Where Words Fail, Alexander Graham Bell's Speaking Harp
Sat, 29 Oct
|Margate
A live lecture for voice, piano and electronic treatments by Dan Scott and Cathy Lucas.
Time & Location
29 Oct 2022, 18:00 – 19:00
Margate, 31-33 High St, Margate CT9 1DX, UK
About the Event
Where Words Fail Alexander Graham Bell's Speaking Harp; a live lecture for voice, piano and electronic treatments.

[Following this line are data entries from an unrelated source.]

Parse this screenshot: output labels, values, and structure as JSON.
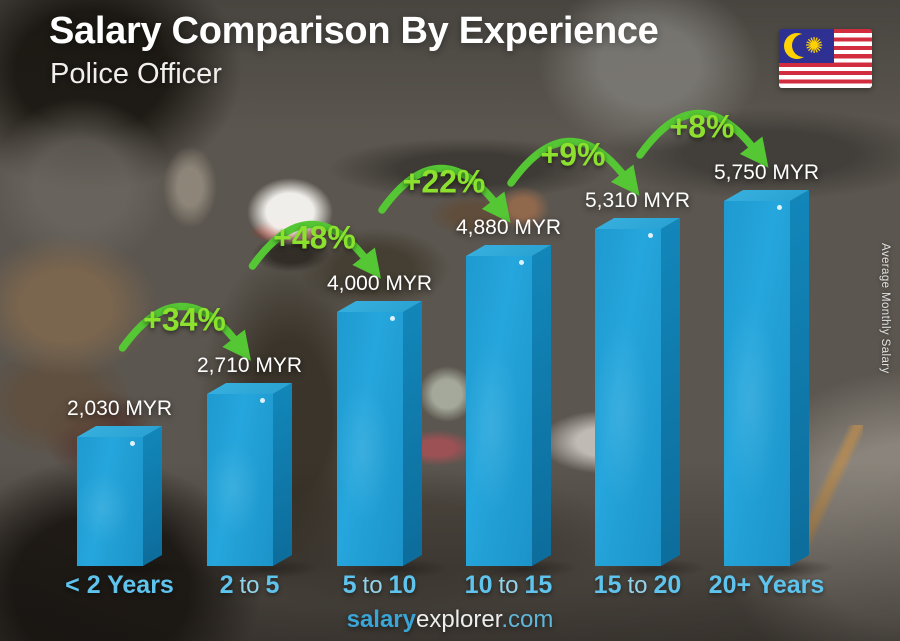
{
  "header": {
    "title": "Salary Comparison By Experience",
    "subtitle": "Police Officer"
  },
  "flag": {
    "country": "Malaysia"
  },
  "side_label": "Average Monthly Salary",
  "footer": {
    "brand_bold": "salary",
    "brand_rest": "explorer",
    "domain": ".com"
  },
  "chart_data": {
    "type": "bar",
    "title": "Salary Comparison By Experience",
    "subtitle": "Police Officer",
    "unit": "MYR",
    "categories": [
      "< 2 Years",
      "2 to 5",
      "5 to 10",
      "10 to 15",
      "15 to 20",
      "20+ Years"
    ],
    "values": [
      2030,
      2710,
      4000,
      4880,
      5310,
      5750
    ],
    "value_labels": [
      "2,030 MYR",
      "2,710 MYR",
      "4,000 MYR",
      "4,880 MYR",
      "5,310 MYR",
      "5,750 MYR"
    ],
    "pct_labels": [
      "+34%",
      "+48%",
      "+22%",
      "+9%",
      "+8%"
    ],
    "ylabel": "Average Monthly Salary",
    "x_labels": [
      {
        "pre": "< 2 Years",
        "mid": "",
        "post": ""
      },
      {
        "pre": "2",
        "mid": "to",
        "post": "5"
      },
      {
        "pre": "5",
        "mid": "to",
        "post": "10"
      },
      {
        "pre": "10",
        "mid": "to",
        "post": "15"
      },
      {
        "pre": "15",
        "mid": "to",
        "post": "20"
      },
      {
        "pre": "20+ Years",
        "mid": "",
        "post": ""
      }
    ],
    "colors": {
      "bar_front": "#1e9ad0",
      "bar_top": "#36aedd",
      "bar_side": "#0f76a6",
      "percent_text": "#8ce12f",
      "arrow_green": "#55c634",
      "category_label": "#5ec4ee",
      "value_label": "#ffffff"
    }
  }
}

Two years before submitting his telephone patent in 1876, Alexander Bell imagined a curious and quite different speech transmission machine. The speaking harp was made up of thousands of steel reeds fixed across a transmitter and a receiver that analysed and synthesised speech using musical tones. Cathy Lucas and Dan Scott tell this story of imagined voice synthesis using the sounds of the nineteenth-century acoustics laboratory. Just as sung vowels, tuning forks, organ tones and resonating strings spilled into the world of speech science, Cathy and Dan let their illustrative sounds diffuse impressionistically into music.
Dan Scott
Dan Scott is an artist, musician, an associate lecturer at Royal Central School of Speech and Drama and Canterbury Christchurch University and tutor on The Margate School's Eurpean Fine Art Masters & Sound Arts programmes. Dan has a background in music and anthropology and his work explores socially-engaged approaches to sound and listening, methodologies for listening as an artistic practice within participatory settings, and histories of sound technology. He creates compositions, events and performances that explore sound's cultural and material resonances.
Cathy Lucas
For this event, Cathy Lucas is wearing her PhD hat. Based in UCL’s STS, her research looks at instruments and techniques for electric tone production in the nineteenth century in various domains of science and technology and their connections to music. Cathy has also been active on London’s experimental scene for more than a decade, chiefly as band leader in art-pop group Vanishing Twin and founding member of minimal music collective School of Hypnosis.